You also wouldn't have the hardest time finding where a 400W+ signal is coming from.


You're going 'up' with a highly directional antenna, and you're going to be transmitting very short bursts. The biggest risk will be the lobes projecting from the antenna some of those will be pointing back at the planet instead of into space. Airtraffic will have the biggest risk of interference (also because the frequency band is close).

So kidding aside you will need to make very certain that (1) you have the right permits and (2) that your gear is not inadvertently sending out a dirty signal. The narrower the better.
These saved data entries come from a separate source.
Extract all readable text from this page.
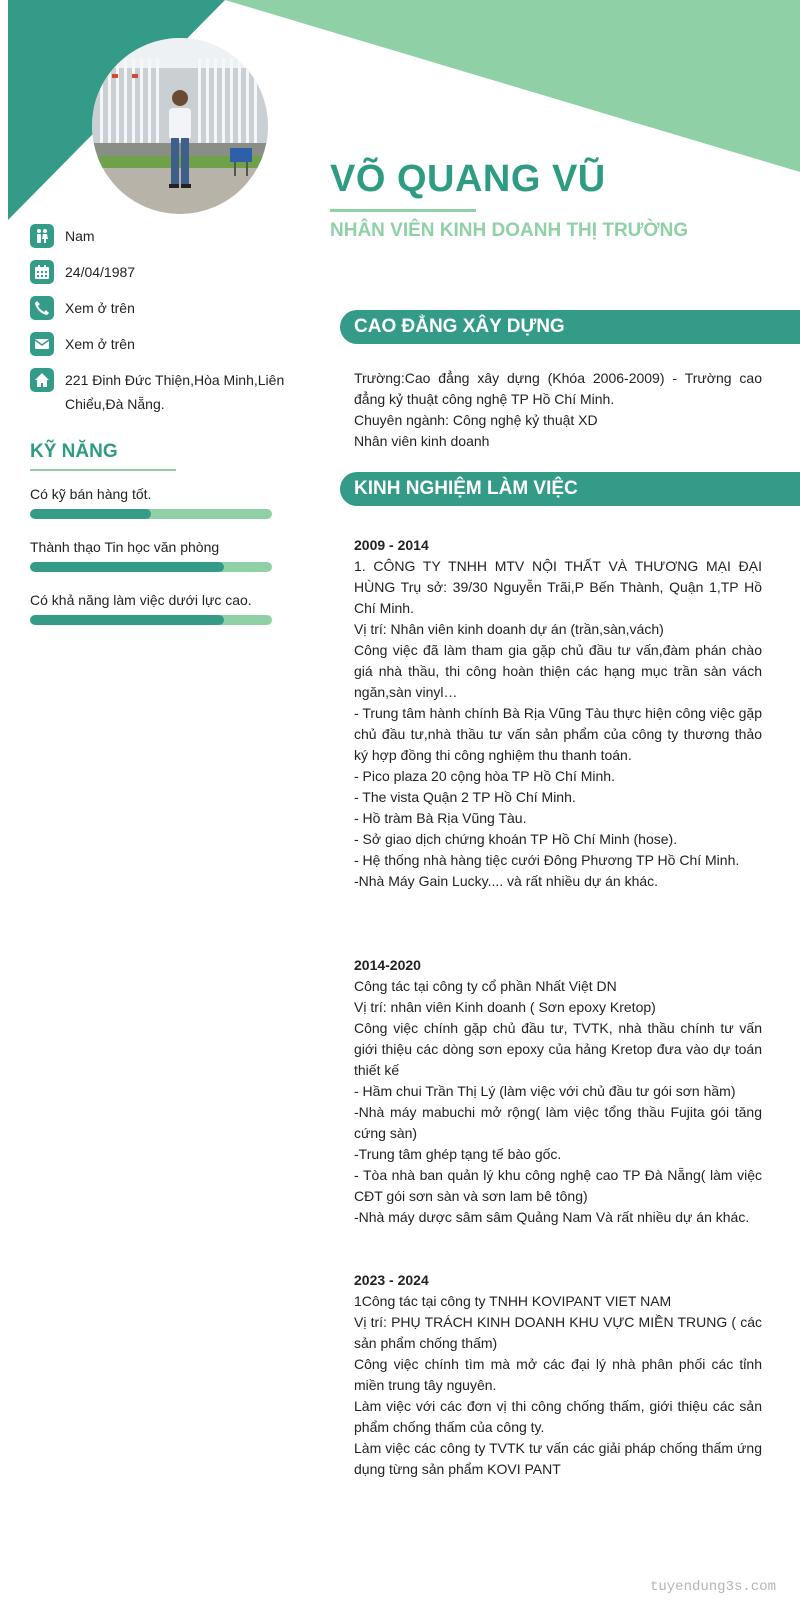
VÕ QUANG VŨ
NHÂN VIÊN KINH DOANH THỊ TRƯỜNG
Nam
24/04/1987
Xem ở trên
Xem ở trên
221 Đinh Đức Thiện,Hòa Minh,Liên Chiểu,Đà Nẵng.
KỸ NĂNG
Có kỹ bán hàng tốt.
Thành thạo Tin học văn phòng
Có khả năng làm việc dưới lực cao.
CAO ĐẲNG XÂY DỰNG

Trường:Cao đẳng xây dựng (Khóa 2006-2009) - Trường cao đẳng kỷ thuật công nghệ TP Hồ Chí Minh.

Chuyên ngành: Công nghệ kỷ thuật XD

Nhân viên kinh doanh

KINH NGHIỆM LÀM VIỆC

2009 - 2014

1. CÔNG TY TNHH MTV NỘI THẤT VÀ THƯƠNG MẠI ĐẠI HÙNG Trụ sở: 39/30 Nguyễn Trãi,P Bến Thành, Quận 1,TP Hồ Chí Minh.

Vị trí: Nhân viên kinh doanh dự án (trần,sàn,vách)

Công việc đã làm tham gia gặp chủ đầu tư vấn,đàm phán chào giá nhà thầu, thi công hoàn thiện các hạng mục trần sàn vách ngăn,sàn vinyl…

- Trung tâm hành chính Bà Rịa Vũng Tàu thực hiện công việc gặp chủ đầu tư,nhà thầu tư vấn sản phẩm của công ty thương thảo ký hợp đồng thi công nghiệm thu thanh toán.

- Pico plaza 20 cộng hòa TP Hồ Chí Minh.

- The vista Quận 2 TP Hồ Chí Minh.

- Hồ tràm Bà Rịa Vũng Tàu.

- Sở giao dịch chứng khoán TP Hồ Chí Minh (hose).

- Hệ thống nhà hàng tiệc cưới Đông Phương TP Hồ Chí Minh.

-Nhà Máy Gain Lucky.... và rất nhiều dự án khác.

2014-2020

Công tác tại công ty cổ phần Nhất Việt DN

Vị trí: nhân viên Kinh doanh ( Sơn epoxy Kretop)

Công việc chính gặp chủ đầu tư, TVTK, nhà thầu chính tư vấn giới thiệu các dòng sơn epoxy của hảng Kretop đưa vào dự toán thiết kế

- Hầm chui Trần Thị Lý (làm việc với chủ đầu tư gói sơn hầm)

-Nhà máy mabuchi mở rộng( làm việc tổng thầu Fujita gói tăng cứng sàn)

-Trung tâm ghép tạng tế bào gốc.

- Tòa nhà ban quản lý khu công nghệ cao TP Đà Nẵng( làm việc CĐT gói sơn sàn và sơn lam bê tông)

-Nhà máy dược sâm sâm Quảng Nam Và rất nhiều dự án khác.

2023 - 2024

1Công tác tại công ty TNHH KOVIPANT VIET NAM

Vị trí: PHỤ TRÁCH KINH DOANH KHU VỰC MIỀN TRUNG ( các sản phẩm chống thấm)

Công việc chính tìm mà mở các đại lý nhà phân phối các tỉnh miền trung tây nguyên.

Làm việc với các đơn vị thi công chống thấm, giới thiệu các sản phẩm chống thấm của công ty.

Làm việc các công ty TVTK tư vấn các giải pháp chống thấm ứng dụng từng sản phẩm KOVI PANT

tuyendung3s.com
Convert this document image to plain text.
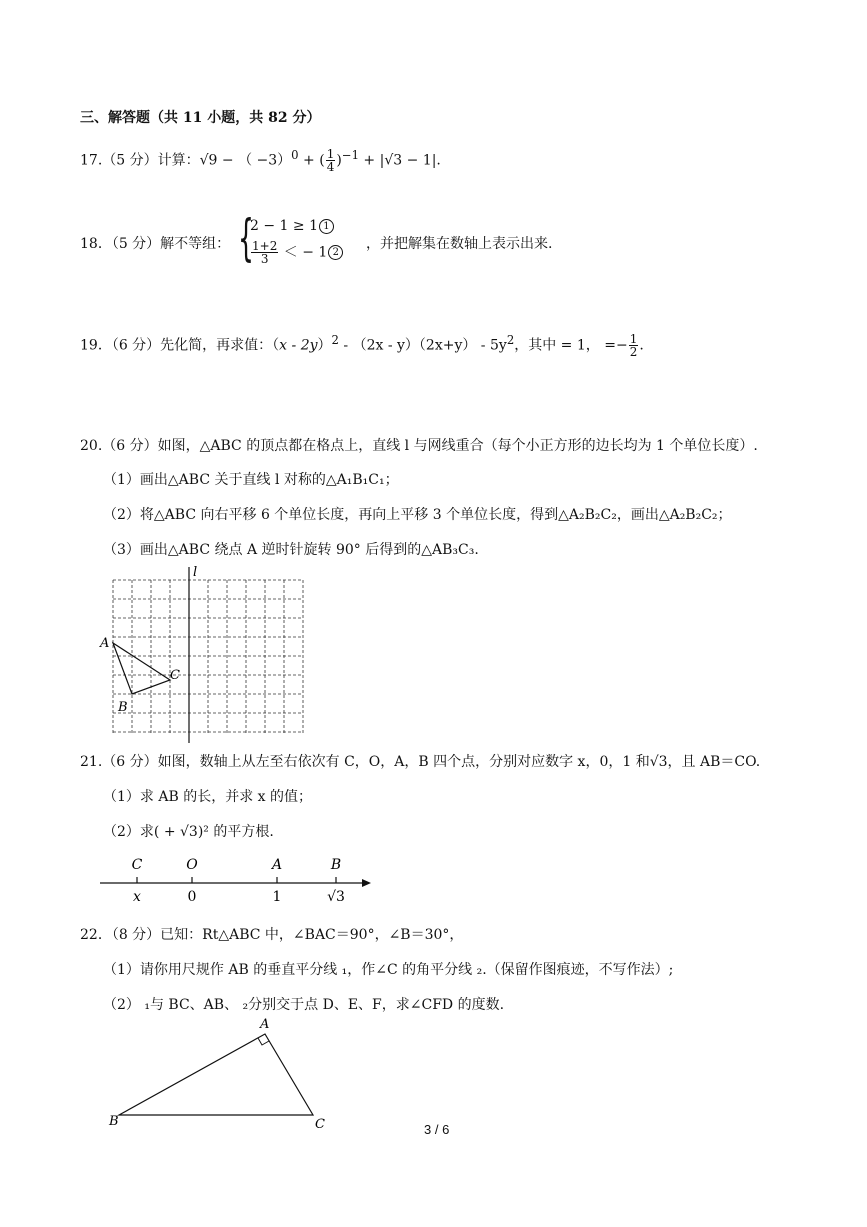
三、解答题（共 11 小题，共 82 分）
17.（5 分）计算：√9 − （ −3）$^0$ + ( $\frac{1}{4} )^{-1} + |√3 - 1|$.
18．（5 分）解不等组： {
2 − 1 ≥ 1 1
$\frac{1+2}{3}$ ＜ − 1 2
，并把解集在数轴上表示出来.
19．（6 分）先化简，再求值：$(x - 2y)^2 - (2x - y)(2x+y) - 5y^2$，其中 = 1， =− $\frac{1}{2}$ .
20.（6 分）如图，△ABC 的顶点都在格点上，直线 l 与网线重合（每个小正方形的边长均为 1 个单位长度）.
（1）画出△ABC 关于直线 l 对称的△A₁B₁C₁；
（2）将△ABC 向右平移 6 个单位长度，再向上平移 3 个单位长度，得到△A₂B₂C₂，画出△A₂B₂C₂；
（3）画出△ABC 绕点 A 逆时针旋转 90° 后得到的△AB₃C₃.
l
A
B
C
21.（6 分）如图，数轴上从左至右依次有 C，O，A，B 四个点，分别对应数字 x，0，1 和√3，且 AB＝CO.
（1）求 AB 的长，并求 x 的值；
（2）求( + √3)² 的平方根.
C	O	A	B
x	0	1	√3
22．（8 分）已知：Rt△ABC 中，∠BAC＝90°，∠B＝30°，
（1）请你用尺规作 AB 的垂直平分线 ₁，作∠C 的角平分线 ₂.（保留作图痕迹，不写作法）;
（2） ₁与 BC、AB、 ₂分别交于点 D、E、F，求∠CFD 的度数.
A
B	C	3 / 6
Better start shopping for a second hand spectrum analyzer ;)


It's not even building a big dish that's the problem, it's that it has to be pointed extremely accurately and stably, and preferably able to track..t


Half of the problem is recieving signals back, as you can't just turn up the power on the satellite. I suppose if you knew exactly what command to send, and there was no form of handshaking this might not be a problem.


> Someone is going to do something bad with this new idea.

Someone is always going to do something bad with something that others would do something good with. Sitting around being afraid of it is pointless.



The obligatory xkcd - http://xkcd.com/1337/


Why is Hacker News feeling like Reddit?

Get down voted for a different opinion. Didn't it cause more conversation about the issue?